Vor einigen Wochen traf ich einen bekannten Mann. Als ehrenamtliche Begleiterin unterstützte ich die Familie vor 20 Jahren. Ich passte regelmäßig auf die Söhne auf. Damals war der Mann für zwei Jahre arbeitslos und übernahm die Sorgearbeit innerhalb der Familie. Das ging recht gut, weil seine Frau sogar einen gut bezahlten Job hatte. Damals sagte er mir mal, dass er dankbar für die Zeit mit seinen Kindern war. Erst jetzt würde er erst verstehen und nachvollziehen können, was die Fürsorgearbeit bedeutet. Als wir uns so unterhielten, nach vielen Jahren, erzählte er mir, dass die Kinder ausgezogen sind. Er hatte Tränen in den Augen - Es ist nicht leicht für mich, dass sie weg sind.

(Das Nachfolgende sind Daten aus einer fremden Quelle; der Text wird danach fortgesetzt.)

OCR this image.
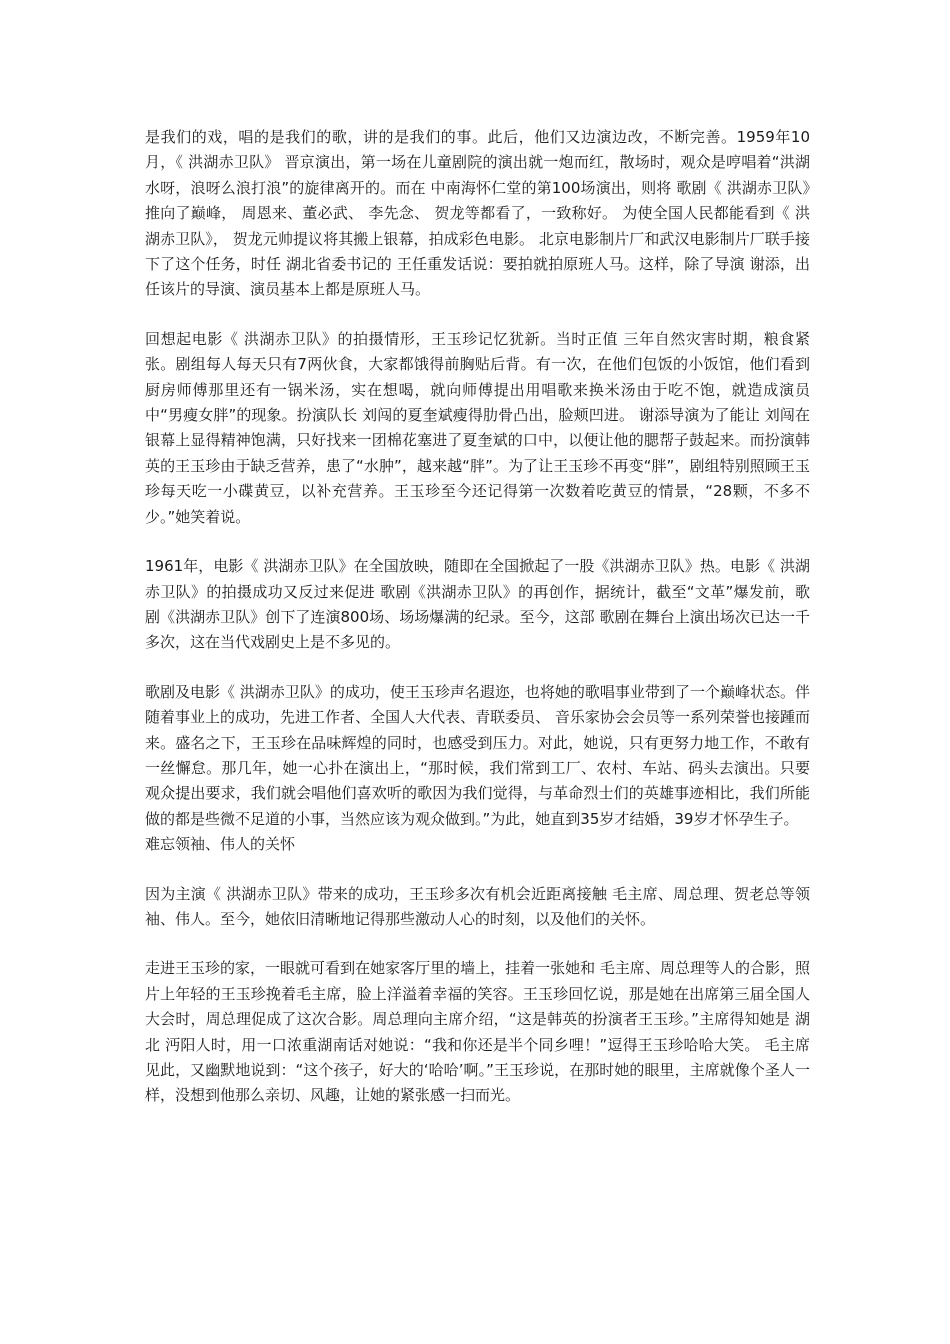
是我们的戏，唱的是我们的歌，讲的是我们的事。此后，他们又边演边改，不断完善。1959年10月，《 洪湖赤卫队》 晋京演出，第一场在儿童剧院的演出就一炮而红，散场时，观众是哼唱着“洪湖水呀，浪呀么浪打浪”的旋律离开的。而在 中南海怀仁堂的第100场演出，则将 歌剧《 洪湖赤卫队》推向了巅峰， 周恩来、董必武、 李先念、 贺龙等都看了，一致称好。 为使全国人民都能看到《 洪湖赤卫队》， 贺龙元帅提议将其搬上银幕，拍成彩色电影。 北京电影制片厂和武汉电影制片厂联手接下了这个任务，时任 湖北省委书记的 王任重发话说：要拍就拍原班人马。这样，除了导演 谢添，出任该片的导演、演员基本上都是原班人马。

回想起电影《 洪湖赤卫队》的拍摄情形，王玉珍记忆犹新。当时正值 三年自然灾害时期，粮食紧张。剧组每人每天只有7两伙食，大家都饿得前胸贴后背。有一次，在他们包饭的小饭馆，他们看到厨房师傅那里还有一锅米汤，实在想喝，就向师傅提出用唱歌来换米汤由于吃不饱，就造成演员中“男瘦女胖”的现象。扮演队长 刘闯的夏奎斌瘦得肋骨凸出，脸颊凹进。 谢添导演为了能让 刘闯在银幕上显得精神饱满，只好找来一团棉花塞进了夏奎斌的口中，以便让他的腮帮子鼓起来。而扮演韩英的王玉珍由于缺乏营养，患了“水肿”，越来越“胖”。为了让王玉珍不再变“胖”，剧组特别照顾王玉珍每天吃一小碟黄豆，以补充营养。王玉珍至今还记得第一次数着吃黄豆的情景，“28颗，不多不少。”她笑着说。

1961年，电影《 洪湖赤卫队》在全国放映，随即在全国掀起了一股《洪湖赤卫队》热。电影《 洪湖赤卫队》的拍摄成功又反过来促进 歌剧《洪湖赤卫队》的再创作，据统计，截至“文革”爆发前，歌剧《洪湖赤卫队》创下了连演800场、场场爆满的纪录。至今，这部 歌剧在舞台上演出场次已达一千多次，这在当代戏剧史上是不多见的。

歌剧及电影《 洪湖赤卫队》的成功，使王玉珍声名遐迩，也将她的歌唱事业带到了一个巅峰状态。伴随着事业上的成功，先进工作者、全国人大代表、青联委员、 音乐家协会会员等一系列荣誉也接踵而来。盛名之下，王玉珍在品味辉煌的同时，也感受到压力。对此，她说，只有更努力地工作，不敢有一丝懈怠。那几年，她一心扑在演出上，“那时候，我们常到工厂、农村、车站、码头去演出。只要观众提出要求，我们就会唱他们喜欢听的歌因为我们觉得，与革命烈士们的英雄事迹相比，我们所能做的都是些微不足道的小事，当然应该为观众做到。”为此，她直到35岁才结婚，39岁才怀孕生子。

难忘领袖、伟人的关怀

因为主演《 洪湖赤卫队》带来的成功，王玉珍多次有机会近距离接触 毛主席、周总理、贺老总等领袖、伟人。至今，她依旧清晰地记得那些激动人心的时刻，以及他们的关怀。

走进王玉珍的家，一眼就可看到在她家客厅里的墙上，挂着一张她和 毛主席、周总理等人的合影，照片上年轻的王玉珍挽着毛主席，脸上洋溢着幸福的笑容。王玉珍回忆说，那是她在出席第三届全国人大会时，周总理促成了这次合影。周总理向主席介绍，“这是韩英的扮演者王玉珍。”主席得知她是 湖北 沔阳人时，用一口浓重湖南话对她说：“我和你还是半个同乡哩！”逗得王玉珍哈哈大笑。 毛主席见此，又幽默地说到：“这个孩子，好大的‘哈哈’啊。”王玉珍说，在那时她的眼里，主席就像个圣人一样，没想到他那么亲切、风趣，让她的紧张感一扫而光。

Als Yogalehrerin begegne ich vielen erschöpften Frauen, spüre ihre Härte sich selbst gegenüber und höre Sätze wie "Es liegt an mir" oder "Ich kriege das nicht gebacken". Diese Erschöpfung betrifft nicht nur Mütter; auch Frauen ohne Kinder scheinen mental oft übermäßige Lasten zu tragen.

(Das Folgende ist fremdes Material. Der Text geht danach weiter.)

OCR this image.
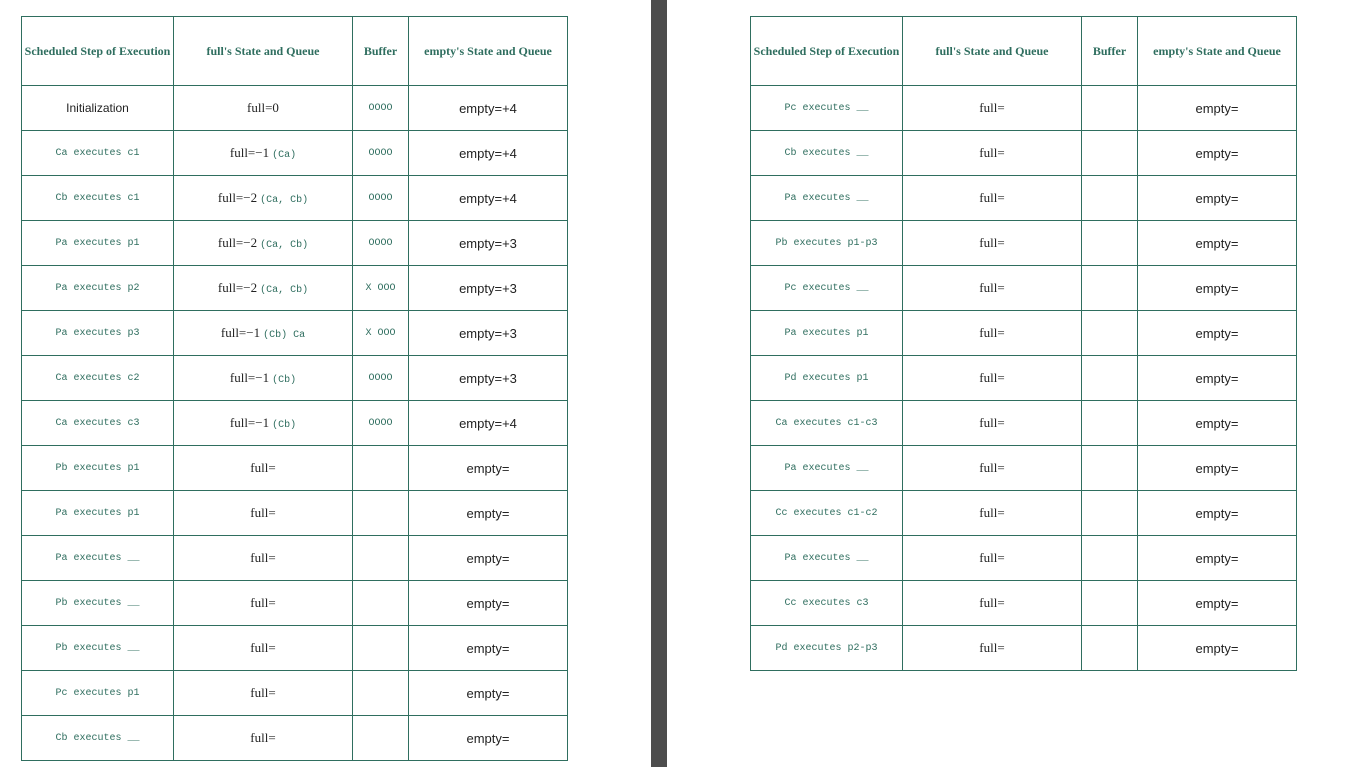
Scheduled Step of Execution	full's State and Queue	Buffer	empty's State and Queue
Initialization	full=0	OOOO	empty=+4
Ca executes c1	full=−1 (Ca)	OOOO	empty=+4
Cb executes c1	full=−2 (Ca, Cb)	OOOO	empty=+4
Pa executes p1	full=−2 (Ca, Cb)	OOOO	empty=+3
Pa executes p2	full=−2 (Ca, Cb)	X OOO	empty=+3
Pa executes p3	full=−1 (Cb) Ca	X OOO	empty=+3
Ca executes c2	full=−1 (Cb)	OOOO	empty=+3
Ca executes c3	full=−1 (Cb)	OOOO	empty=+4
Pb executes p1	full=		empty=
Pa executes p1	full=		empty=
Pa executes __	full=		empty=
Pb executes __	full=		empty=
Pb executes __	full=		empty=
Pc executes p1	full=		empty=
Cb executes __	full=		empty=
Scheduled Step of Execution	full's State and Queue	Buffer	empty's State and Queue
Pc executes __	full=		empty=
Cb executes __	full=		empty=
Pa executes __	full=		empty=
Pb executes p1-p3	full=		empty=
Pc executes __	full=		empty=
Pa executes p1	full=		empty=
Pd executes p1	full=		empty=
Ca executes c1-c3	full=		empty=
Pa executes __	full=		empty=
Cc executes c1-c2	full=		empty=
Pa executes __	full=		empty=
Cc executes c3	full=		empty=
Pd executes p2-p3	full=		empty=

Es scheint, dass viele berufstätige Frauen ihr Engagement und ihre Hingabe im Beruf zeigen, jedoch zurückhaltender in Bezug auf klare Forderungen an ihre Arbeitgeber sind. Es gibt Studien, die darüber berichten, dass Frauen im Vergleich zu ihren männlichen Arbeitskollegen auch mehr Einsatz zeigen müssen, um eine gute Position zu halten.
Genuss und Freude ohne Verdienstzwang
Ungewollt kinderlose Frauen, die meine Trauerbegleitung suchen, durchleben häufig eine tiefgreifende Sinnkrise, die schwer zu ertragen ist. Gedanken wie "Nicht mal das Natürlichste auf der Welt bekomme ich hin" werden oft geäußert, und die Frage nach der eigenen Existenzberechtigung steht im Raum. Diese Frauen finden ihre Bedeutung oft durch herausragende Leistungen und Engagement, sowohl im privaten als auch beruflichen Bereich. Hier teile ich einen für mich bedeutsamen Leitgedanken: Vielleicht sind wir auch hier, um unser selbst willen. Wir dürfen einfach zufrieden sein mit uns.

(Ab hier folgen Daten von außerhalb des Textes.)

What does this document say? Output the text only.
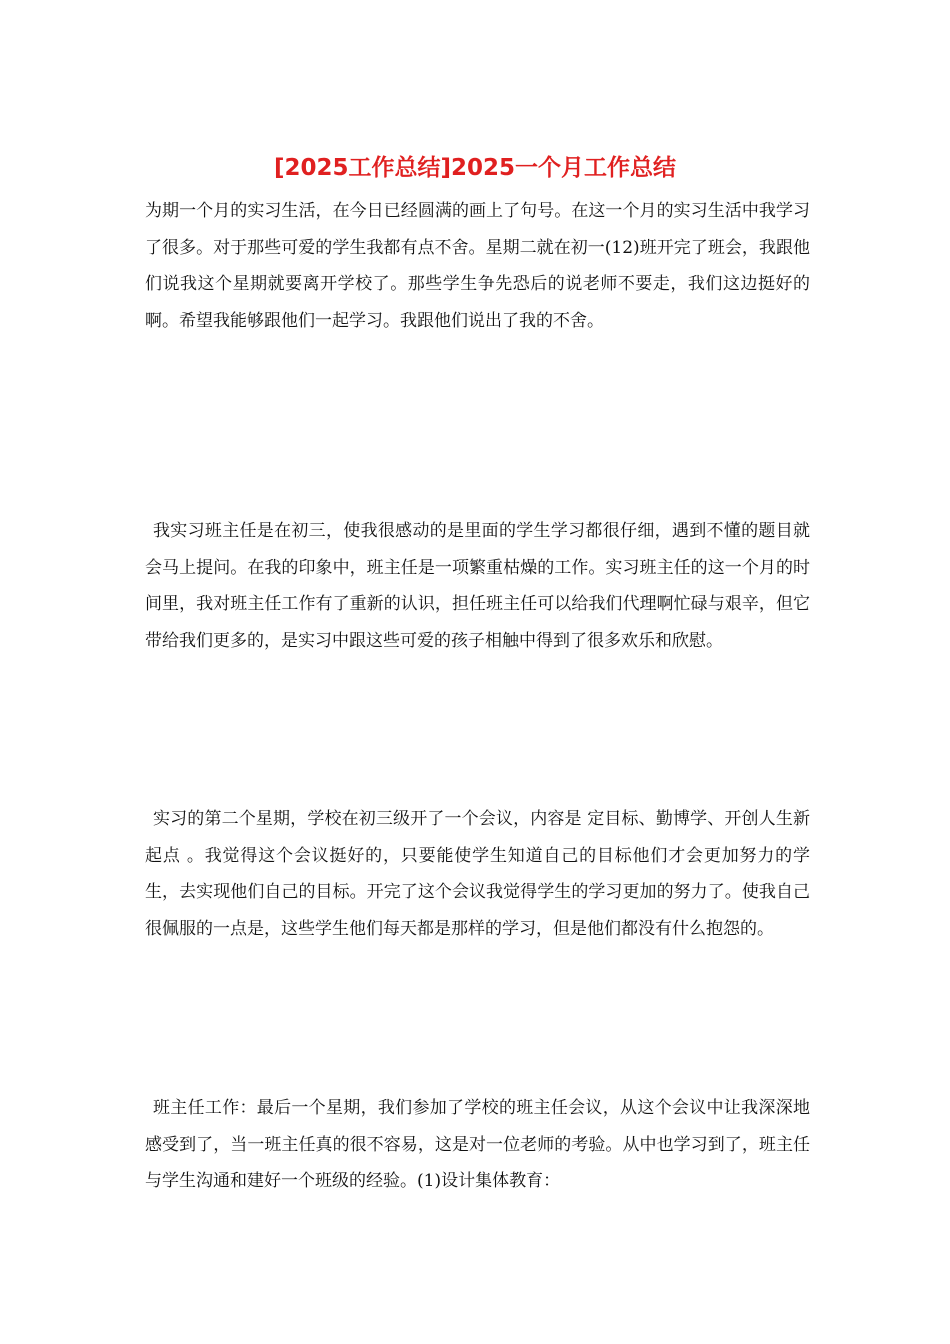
[2025工作总结]2025一个月工作总结

为期一个月的实习生活，在今日已经圆满的画上了句号。在这一个月的实习生活中我学习了很多。对于那些可爱的学生我都有点不舍。星期二就在初一(12)班开完了班会，我跟他们说我这个星期就要离开学校了。那些学生争先恐后的说老师不要走，我们这边挺好的啊。希望我能够跟他们一起学习。我跟他们说出了我的不舍。

我实习班主任是在初三，使我很感动的是里面的学生学习都很仔细，遇到不懂的题目就会马上提问。在我的印象中，班主任是一项繁重枯燥的工作。实习班主任的这一个月的时间里，我对班主任工作有了重新的认识，担任班主任可以给我们代理啊忙碌与艰辛，但它带给我们更多的，是实习中跟这些可爱的孩子相触中得到了很多欢乐和欣慰。

实习的第二个星期，学校在初三级开了一个会议，内容是 定目标、勤博学、开创人生新起点 。我觉得这个会议挺好的，只要能使学生知道自己的目标他们才会更加努力的学生，去实现他们自己的目标。开完了这个会议我觉得学生的学习更加的努力了。使我自己很佩服的一点是，这些学生他们每天都是那样的学习，但是他们都没有什么抱怨的。

班主任工作：最后一个星期，我们参加了学校的班主任会议，从这个会议中让我深深地感受到了，当一班主任真的很不容易，这是对一位老师的考验。从中也学习到了，班主任与学生沟通和建好一个班级的经验。(1)设计集体教育：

Mein Anliegen als Yogalehrerin besteht darin, nicht nur einen physischen Raum der Erholung, sondern auch einen intellektuellen und geistigen Raum zu schaffen. Ein Raum, der nicht nur der körperlichen Regeneration dient, sondern auch Raum für Reflexion und Selbstvergewisserung bietet. In diesem Kontext ist es von Bedeutung, einen Diskurs darüber zu führen, dass die Existenz der Frau nicht an Bedingungen geknüpft ist, die erfüllt werden müssen. Diese Erkenntnis ist nicht nur für Frauen von Relevanz, sondern hat auch eine übergeordnete Bedeutung für die gesamte Menschheit. Es geht darum, dass wir uns bemühen, Gutes zu bewirken, dabei jedoch auch Quellen der Freude und des Genusses erleben - ohne den Hintergedanken, dass wir uns dies erst verdienen müssen.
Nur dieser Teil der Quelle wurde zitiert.